Our alarm did not even have to beep twice the morning we started our Kilimanjaro trek. Our eyelids popped open and we were up, backpacks strapped on, ready and waiting for our van. Imagine two excitable kids on their first day of school — bags packs, shoes tied, anxiously waiting for the bus. Right on schedule (nothing short of a small miracle for Tanzania) we were greeted at the hostel gate by our guide, Prosper, and our assistant guide, Brayton, for our 45 minute drive to the Machame Gate entrance to Kilimanjaro National Park.
We were shuffled into a sort of tourist waiting area, sort of like how farm animals are herded into a small pen, and told to wait there until our guide came back to get us. They told us that this was so that we could stay in the shade while the guides got their team of porters assembled and packed up to go, but please take note that it was not sunny at all. In fact, it was rather cloudy with a cool drizzle keeping the temperature borderline cold. In reality, we interpret this waiting zone to be a safe place where the guides feel they can plant their clients and trust that all of us bonehead tourists can’t possibly get lost wandering around. In all fairness, they might have a point.
Eventually, Prosper came back to fetch us and we officially signed into their registrar. We were very careful to make sure we knew our passport numbers since we knew that this information was needed for registration. Or was it? Seeing as we overheard another guide tell her group to simply make up a nine digit number, we are not so sure of the necessity of this piece of information. Regardless, we were officially at Kilimanjaro as of that signature!
It was time. While Prosper stayed back at the gate to take care of a few more guide logistics, we took off with Brayton. We had 4,000 feet of elevation to gain before we reached our campsite for the night so Prosper figured that we had better get a move on and that he would catch up to us soon enough. Well, things did not go exactly according to Prosper’s plans. We made great time! Feeling fit and already acclimatized from our John Muir Trail hike a few weeks ago, we flew up the trail. (Our best guess is that the few weeks in between we spent doing close to nothing physical served as our highly effective tapper.)
Chit chatting with Brayton as we went, it was not too long before we were hiking right alongside the porters. Watching them carry these gigantic duffel bags, water jugs, and wicker baskets tied shut with twine on their backs, shoulders, and heads was amazing! There must be something in the water, because they are absolutely super human! (Maybe that is why we are told not to drink the water here. Perhaps it does not have anything to do with getting sick, but rather they do not want us to catch onto their secret elixir. Just a thought.) Thoroughly entertained between gawking at the porter balancing act and learning Swahili phrases from Brayton, we made it to the lunch stop in what seemed like no time! We devoured our box lunches of egg and beef burgers, chicken wings, bananas, and muffins and were soon powered up for the rest of the day’s hike.

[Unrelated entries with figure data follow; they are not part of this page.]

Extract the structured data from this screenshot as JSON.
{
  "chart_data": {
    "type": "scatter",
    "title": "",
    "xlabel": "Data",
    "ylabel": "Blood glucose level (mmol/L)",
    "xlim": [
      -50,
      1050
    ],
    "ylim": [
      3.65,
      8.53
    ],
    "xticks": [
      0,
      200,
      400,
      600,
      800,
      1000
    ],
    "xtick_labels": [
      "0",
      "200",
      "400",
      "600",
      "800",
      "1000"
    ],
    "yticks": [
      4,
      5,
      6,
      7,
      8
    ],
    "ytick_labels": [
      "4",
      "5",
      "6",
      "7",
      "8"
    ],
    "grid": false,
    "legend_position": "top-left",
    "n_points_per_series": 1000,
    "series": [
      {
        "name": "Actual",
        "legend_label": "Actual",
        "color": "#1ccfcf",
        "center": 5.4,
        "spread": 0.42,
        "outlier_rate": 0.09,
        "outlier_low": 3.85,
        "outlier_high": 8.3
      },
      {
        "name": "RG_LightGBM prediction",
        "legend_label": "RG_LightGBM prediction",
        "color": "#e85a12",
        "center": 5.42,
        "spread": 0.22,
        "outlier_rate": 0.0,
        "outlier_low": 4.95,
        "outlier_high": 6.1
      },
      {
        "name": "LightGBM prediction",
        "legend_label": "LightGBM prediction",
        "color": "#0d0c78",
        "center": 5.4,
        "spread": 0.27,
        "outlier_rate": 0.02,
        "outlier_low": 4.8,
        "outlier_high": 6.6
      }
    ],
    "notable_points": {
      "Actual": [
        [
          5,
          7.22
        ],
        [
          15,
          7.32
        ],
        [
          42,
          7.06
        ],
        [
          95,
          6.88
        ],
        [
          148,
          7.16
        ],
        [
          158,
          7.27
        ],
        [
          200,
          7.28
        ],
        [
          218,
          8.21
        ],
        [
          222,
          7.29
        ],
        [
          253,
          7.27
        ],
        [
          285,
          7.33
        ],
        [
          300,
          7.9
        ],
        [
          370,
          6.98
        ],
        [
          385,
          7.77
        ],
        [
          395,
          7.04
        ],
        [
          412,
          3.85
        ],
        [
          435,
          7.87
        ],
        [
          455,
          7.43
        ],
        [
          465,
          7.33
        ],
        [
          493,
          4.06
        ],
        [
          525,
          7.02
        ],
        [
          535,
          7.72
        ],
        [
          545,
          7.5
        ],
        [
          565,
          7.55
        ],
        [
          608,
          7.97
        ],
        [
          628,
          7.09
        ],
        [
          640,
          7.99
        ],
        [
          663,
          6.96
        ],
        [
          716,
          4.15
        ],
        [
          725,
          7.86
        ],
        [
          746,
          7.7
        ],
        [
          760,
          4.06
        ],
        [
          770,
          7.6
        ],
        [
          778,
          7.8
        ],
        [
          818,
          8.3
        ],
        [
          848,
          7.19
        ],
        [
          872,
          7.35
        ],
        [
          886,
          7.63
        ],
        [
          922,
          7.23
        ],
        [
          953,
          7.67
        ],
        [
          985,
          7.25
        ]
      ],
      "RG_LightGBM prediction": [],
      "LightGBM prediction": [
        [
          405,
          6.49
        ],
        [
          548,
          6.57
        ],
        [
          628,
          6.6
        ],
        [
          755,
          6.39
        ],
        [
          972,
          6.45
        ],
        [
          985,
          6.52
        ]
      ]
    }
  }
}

The trail was incredibly gentle and in just a few more miles we had made it to camp. We looked around and soon realized that the only other people at the Machame Hut campground were porters setting up tents. We were the first people there! While signing into the hiker log (which is something all hikers are required to do once they reach each campground at the end of the day for record keeping purposes) we checked the time and realized that we had cut the estimated hiking time for the day in half! We also noticed that Prosper was still nowhere to be found.
Once the porters had set up camp, we climbed into our tent (the Taj Mahal in comparison to what we typically camp in) and began unpacking our few belongings and getting things settled. All of the sudden, we hear Prosper huffing and puffing as he finally catches up. He abruptly pops his head into our unzipped tent and between deep breaths and wiping sweat from his brow he unleashes a verbal lashing. Apparently we had been going way to fast for his liking. The saying on the mountain is “pole, pole” which translates to mean “slowly, slowly” with the assumption being that people must take this hike very slowly due to the high elevation and the resulting lack of available oxygen for your body.
Prosper preached to us that we would never make the top if we insisted on wasting our energy going too quickly, especially on the first day. He also chastised us for not allowing the porters to do their job. By beating them to camp, they were not able to have things set up and ready for us when we arrived like they typically do. Basically, we were told that going forwards we were to follow step-by-step behind our leaders and not a step quicker…or else.
Our only response to all of this was, “We did not know if we could walk any slower than we were going. That is the slowest we have ever hiked. That is our ‘pole, pole’.” After a few minutes, Prosper settled down, made a few good humored jokes, and went off to recap with Brayton. Whatever Brayton said to Prosper must have helped. Perhaps he mentioned that we were continually leaving him behind and that clearly breathing too hard was not an issue thus far since we were were practically able to sing while hiking up those 4,000 feet to camp. Soon enough, Prosper came around and joined in our goal of being first to camp everyday.
As if to celebrate a fantastic first day on our trek, the cloud layer we were sitting in for the majority of the evening lifted just after dinner revealing the summit of Kilimanjaro for the first time. With the sky on fire as the sun set, Kili was lit up by an almost heavenly light. Now if that is not motivation to get up and hike the next day, I truly do not know what is.